Second, given that parents were the only informants of their psychological symptoms, the measurement of these variables is subject to the biases inherent to all self-report instruments. Similarly, because parents provided the only report of child externalizing symptoms, our findings for this variable remain vulnerable to the confound of informant. For example, it may be that, relative to parents who present only with externalizing symptoms, parents who present with both anxiety and externalizing symptoms understate externalizing symptoms in their children or are less aware of their presence. However, our use of child self-reports of their own symptoms of anxiety and depression both reduced the possibility of a shared method effect and decreased the likelihood that parents’ own psychopathology influenced our estimation of child internalizing problems. In the future, it will be useful to supplement self-report data with observational and multi-informant data in order to enhance our measurement of parent and child symptomatology.
Third, a moderate sample size and limited power prohibited our examination of the 3-way interaction of parent psychopathology symptoms in relation to child symptoms.
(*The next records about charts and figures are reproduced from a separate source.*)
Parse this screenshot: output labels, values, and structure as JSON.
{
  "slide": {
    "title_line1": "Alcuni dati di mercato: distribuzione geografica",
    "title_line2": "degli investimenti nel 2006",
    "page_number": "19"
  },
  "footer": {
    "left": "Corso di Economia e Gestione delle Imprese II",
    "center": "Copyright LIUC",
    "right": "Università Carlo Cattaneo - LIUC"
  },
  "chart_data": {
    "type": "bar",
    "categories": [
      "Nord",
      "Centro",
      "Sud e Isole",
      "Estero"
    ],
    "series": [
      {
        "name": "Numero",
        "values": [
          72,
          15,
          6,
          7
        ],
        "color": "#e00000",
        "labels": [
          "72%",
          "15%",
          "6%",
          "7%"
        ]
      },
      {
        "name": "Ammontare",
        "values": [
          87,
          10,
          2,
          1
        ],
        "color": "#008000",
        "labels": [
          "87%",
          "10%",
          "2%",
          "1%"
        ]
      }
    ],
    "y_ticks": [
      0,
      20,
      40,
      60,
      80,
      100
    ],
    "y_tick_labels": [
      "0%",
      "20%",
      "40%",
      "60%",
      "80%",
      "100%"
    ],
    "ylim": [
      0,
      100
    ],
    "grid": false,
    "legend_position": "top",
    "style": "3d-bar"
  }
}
However, our sample size was appropriate to detect the main effects that were observed in the regression models we tested (Cohen 1992
) and power analyses indicated that the current sample size had a power of 0.70 to detect the observed interaction effect. Studies that employ larger samples will be useful in examining higher-order interactions and providing further support for the current results. Finally, the results of this study may not generalize to clinical samples or to the general population. Future high-risk family studies will be useful in further exploring the additive and interactive effects of parent comorbid symptoms in relation to child symptoms.
Even with these limitations, the current study exhibits a number of strengths and has important implications for future clinical and theoretical models. The results of this study add to an increasing body of literature documenting the relationship between parent anxiety and several different child problems. It is also one of the few studies to directly examine the additive and interactive effects of multiple types of parent symptoms on relations between parent and child symptoms. Findings of this study suggest that parent anxiety problems may broadly confer risk for child emotional and behavioral symptoms. Further, results demonstrate that, beyond parent anxiety symptoms, parent externalizing symptoms significantly contribute to child anxiety symptoms. Although many high-risk and clinical studies focus on examining the relationship between parent anxiety and child anxiety (e.g., Biederman et al. 1991
; Cobham et al. 1998
; Kendall et al. 2008
), results of this study suggest that it may also be important to consider parent externalizing symptoms (i.e., hostility and paranoid behavior) as they relate to child anxiety in research and treatment. Moreover, future studies that examine the additive risk and psychosocial sequalae of a variety of parent symptoms may be helpful in determining how to enhance the efficacy and cost-effectiveness of interventions with at risk youth.